North Korean Hackers: The Deceptive Tactics of NICKEL TAPESTRY

In an alarming revelation, cybersecurity firm Secureworks has unveiled a sophisticated scheme employed by North Korean hackers to infiltrate Western companies. These hackers, operating under the moniker NICKEL TAPESTRY, are posing as legitimate IT workers to steal sensitive data and extort ransom from their victims. This article delves into the tactics used by these cybercriminals, how they operate, and what organizations can do to protect themselves from this growing threat.

The Modus Operandi of NICKEL TAPESTRY

NICKEL TAPESTRY has developed a cunning strategy that involves creating fake identities to secure employment in reputable companies across the US, UK, and Australia. By applying for positions such as software developers, these hackers exploit the vulnerabilities in hiring processes to gain access to corporate networks.

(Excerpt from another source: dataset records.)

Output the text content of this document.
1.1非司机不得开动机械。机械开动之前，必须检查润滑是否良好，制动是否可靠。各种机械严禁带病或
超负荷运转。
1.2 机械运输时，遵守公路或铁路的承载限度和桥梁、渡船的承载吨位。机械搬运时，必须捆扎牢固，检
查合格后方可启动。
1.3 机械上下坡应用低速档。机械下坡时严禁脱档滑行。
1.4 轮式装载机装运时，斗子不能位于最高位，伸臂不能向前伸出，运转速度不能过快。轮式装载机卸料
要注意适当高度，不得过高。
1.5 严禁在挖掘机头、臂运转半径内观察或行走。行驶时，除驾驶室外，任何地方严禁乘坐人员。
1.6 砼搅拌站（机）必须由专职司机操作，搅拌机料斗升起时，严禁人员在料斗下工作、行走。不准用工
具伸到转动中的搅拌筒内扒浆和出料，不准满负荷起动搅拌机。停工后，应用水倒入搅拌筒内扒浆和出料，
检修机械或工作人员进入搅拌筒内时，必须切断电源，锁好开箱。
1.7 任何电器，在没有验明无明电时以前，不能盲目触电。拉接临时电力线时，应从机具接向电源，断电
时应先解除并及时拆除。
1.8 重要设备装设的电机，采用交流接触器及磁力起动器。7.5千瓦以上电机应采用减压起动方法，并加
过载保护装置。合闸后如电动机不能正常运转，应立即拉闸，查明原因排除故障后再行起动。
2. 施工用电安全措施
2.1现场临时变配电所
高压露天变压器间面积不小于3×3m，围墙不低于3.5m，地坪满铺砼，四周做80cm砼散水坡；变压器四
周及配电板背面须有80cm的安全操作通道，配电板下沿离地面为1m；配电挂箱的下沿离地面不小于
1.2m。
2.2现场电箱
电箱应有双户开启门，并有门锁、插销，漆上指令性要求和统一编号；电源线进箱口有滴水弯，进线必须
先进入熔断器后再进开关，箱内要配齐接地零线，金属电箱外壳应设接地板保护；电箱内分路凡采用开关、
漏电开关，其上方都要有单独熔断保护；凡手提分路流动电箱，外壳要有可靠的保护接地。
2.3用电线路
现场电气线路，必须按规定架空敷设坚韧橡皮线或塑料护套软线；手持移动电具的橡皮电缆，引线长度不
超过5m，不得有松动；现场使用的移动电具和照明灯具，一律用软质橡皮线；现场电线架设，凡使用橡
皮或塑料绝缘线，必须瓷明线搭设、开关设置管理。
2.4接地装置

Laptop Farms and Identity Deception

One of the most notable tactics employed by NICKEL TAPESTRY is the use of “laptop farms.” These are essentially operations where stolen or falsified identities are used to apply for jobs. Once hired, these fake workers often request changes to delivery addresses for corporate laptops, rerouting them to their laptop farms. This allows them to set up remote access to company networks without raising suspicion.

Moreover, they frequently express a preference for using personal laptops and virtual desktop infrastructure (VDI) setups. This tactic, previously warned against by the FBI, enables them to operate without leaving a digital footprint, making it challenging for companies to trace their activities.

Financial Red Flags

NICKEL TAPESTRY members often exhibit suspicious financial behaviors that can serve as warning signs for employers. These include frequent changes to bank account information and the use of digital payment services that bypass traditional banking systems. Such behaviors can indicate an attempt to obscure their financial transactions and avoid detection.

Advanced Evasion Techniques

To further conceal their identities, these hackers employ a range of technical tactics. They utilize residential proxy addresses and VPNs to mask their actual IP addresses, making it difficult for companies to track their online activities. Additionally, they may use software like “Splitcam” during video calls to simulate video interactions, creating fake AI clones of themselves to avoid showing their real appearance.

The Extortion Element

Perhaps the most concerning aspect of NICKEL TAPESTRY’s operations is the extortion element. In one documented case, a fake worker gained access to a company’s network, exfiltrated sensitive data, and subsequently demanded a six-figure ransom for its return after being fired for poor performance. This shift towards ransom demands marks a significant evolution in their tactics, increasing the potential financial damage inflicted on organizations.

Secureworks’ Counter Threat Unit noted that while the extortion aspect is new, the preceding activities align with previous schemes involving North Korean operatives. The collaboration among these fake workers is particularly alarming; they may provide fake references for each other, perform job duties on one another’s behalf, and communicate via email while masquerading as different individuals.

A Long-Standing Threat

The tactics employed by NICKEL TAPESTRY are not new. Similar fraudulent schemes have been observed since 2018, with North Korean operatives securing positions at Fortune 100 companies and funneling stolen intellectual property back to their home country. This stolen data could potentially fund North Korea’s weapons programs, including those related to weapons of mass destruction.

In May 2022, the US government issued warnings to organizations about North Korean hackers posing as IT freelancers claiming to be non-DPRK nationals. More recently, in July 2024, another attempt was made to infiltrate a prominent U.S.-based cybersecurity company, KnowBe4, where a hacker posed as an IT worker and attempted to install malware on a company-issued device.

Protecting Your Organization

Given the sophisticated nature of these attacks, how can organizations safeguard themselves against this evolving threat? Secureworks recommends several protective measures:

1. Thorough Background Checks: Conduct comprehensive background checks and verification of candidate identities. This should include scrutinizing their work history and references.

2. Identify Red Flags: Be wary of candidates who apply for roles with exaggerated experience, particularly in technical positions like full-stack development, while demonstrating novice to intermediate English skills.

3. Monitor Communication Patterns: Unusual communication hours, inconsistent communication styles, and excuses for not enabling cameras during interviews should trigger further investigation.

4. Educate Employees: Regular training sessions on recognizing phishing attempts and other cyber threats can empower employees to identify potential scams before they escalate.

5. Implement Security Protocols: Establish strict protocols for remote access to company networks, including multi-factor authentication and regular audits of access logs.

Conclusion

The tactics employed by North Korean hackers, particularly those associated with NICKEL TAPESTRY, represent a significant threat to organizations worldwide. By understanding their methods and implementing robust security measures, companies can better protect themselves from these deceptive tactics. As the landscape of cyber threats continues to evolve, vigilance and proactive measures will be key in safeguarding sensitive data and maintaining organizational integrity.